Сказка как таковая на этом могла бы и закончиться, но в «Ле-цзы» после приведенных слов говорится: «Царь подпевал ей, и слова его песни были печальны. Он увидел, что солнце зашло. Оно за день прошло десять тысяч ли. Царь вздохнул и сказал: „Увы! А вот я по несовершенству своей природы предаюсь наслаждениям. Будут ли последующие поколения порицать меня за такую ошибку?“».
Что значат эти слова Му-вана? Комментаторы обычно толкуют их в том смысле, что Му-ван только тут, в этом волшебном царстве, понял, что истинные наслаждения — на земле. Если принять такое толкование, становится понятным, почему Ле-цзы обратился к широко известной сказке о том, как Му-ван навестил Сиванму. Впрочем, в его рассказе есть и еще одна любопытная деталь, придающая сюжету сказки особый смысл.

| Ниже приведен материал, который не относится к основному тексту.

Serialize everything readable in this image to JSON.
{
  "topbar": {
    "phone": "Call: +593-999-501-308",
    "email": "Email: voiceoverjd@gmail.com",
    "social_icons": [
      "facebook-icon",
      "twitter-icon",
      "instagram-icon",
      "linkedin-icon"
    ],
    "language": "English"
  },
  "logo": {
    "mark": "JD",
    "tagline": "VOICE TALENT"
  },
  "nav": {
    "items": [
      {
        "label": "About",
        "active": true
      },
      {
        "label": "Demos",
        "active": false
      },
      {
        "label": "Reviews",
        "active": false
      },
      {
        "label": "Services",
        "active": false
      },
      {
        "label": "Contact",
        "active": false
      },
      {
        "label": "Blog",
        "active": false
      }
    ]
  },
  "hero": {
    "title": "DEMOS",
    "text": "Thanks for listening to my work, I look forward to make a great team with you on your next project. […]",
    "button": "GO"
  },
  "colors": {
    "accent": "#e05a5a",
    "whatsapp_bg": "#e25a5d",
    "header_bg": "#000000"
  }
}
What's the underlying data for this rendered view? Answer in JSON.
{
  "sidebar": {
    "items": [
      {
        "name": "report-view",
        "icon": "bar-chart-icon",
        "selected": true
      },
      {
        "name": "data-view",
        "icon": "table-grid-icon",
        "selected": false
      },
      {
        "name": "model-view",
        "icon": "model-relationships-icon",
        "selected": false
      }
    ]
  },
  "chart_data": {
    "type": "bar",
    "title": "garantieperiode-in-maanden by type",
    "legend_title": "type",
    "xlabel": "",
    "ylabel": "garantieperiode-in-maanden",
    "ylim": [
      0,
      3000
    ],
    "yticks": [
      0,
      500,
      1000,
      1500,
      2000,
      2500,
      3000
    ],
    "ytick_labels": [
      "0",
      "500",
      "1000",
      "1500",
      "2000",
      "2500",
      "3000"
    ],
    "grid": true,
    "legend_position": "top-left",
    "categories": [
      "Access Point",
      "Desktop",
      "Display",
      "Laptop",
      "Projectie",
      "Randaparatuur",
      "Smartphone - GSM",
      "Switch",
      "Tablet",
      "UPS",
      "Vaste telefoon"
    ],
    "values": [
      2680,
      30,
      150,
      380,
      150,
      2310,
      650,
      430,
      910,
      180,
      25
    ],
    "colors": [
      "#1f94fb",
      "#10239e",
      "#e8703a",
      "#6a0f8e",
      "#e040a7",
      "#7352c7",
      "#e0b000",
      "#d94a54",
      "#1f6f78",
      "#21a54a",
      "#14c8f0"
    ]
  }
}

Во время первого путешествия волшебник привел Му-вана в такое место, «где наверху не было видно ни солнца, ни луны, а внизу — ни рек, ни морей». На такой невероятной высоте в глазах у Му-вана потемнело, в ушах раздался звон, все тело затрепетало, мысли спутались, «жизненная сила ослабела, и он стал просить волшебника вернуть его домой. Тот толкнул его, и царь камнем упал в Пустоту. Очнулся он, сидя на том же месте, что и прежде; вокруг него были те же люди, что и прежде; вино, стоявшее перед ним, еще не остыло, кушанья еще были свежими. Царь спросил: „Откуда я пришел»“ Окружающие ему ответили: „Ниоткуда! Вы, государь, сидели тут в молчании“».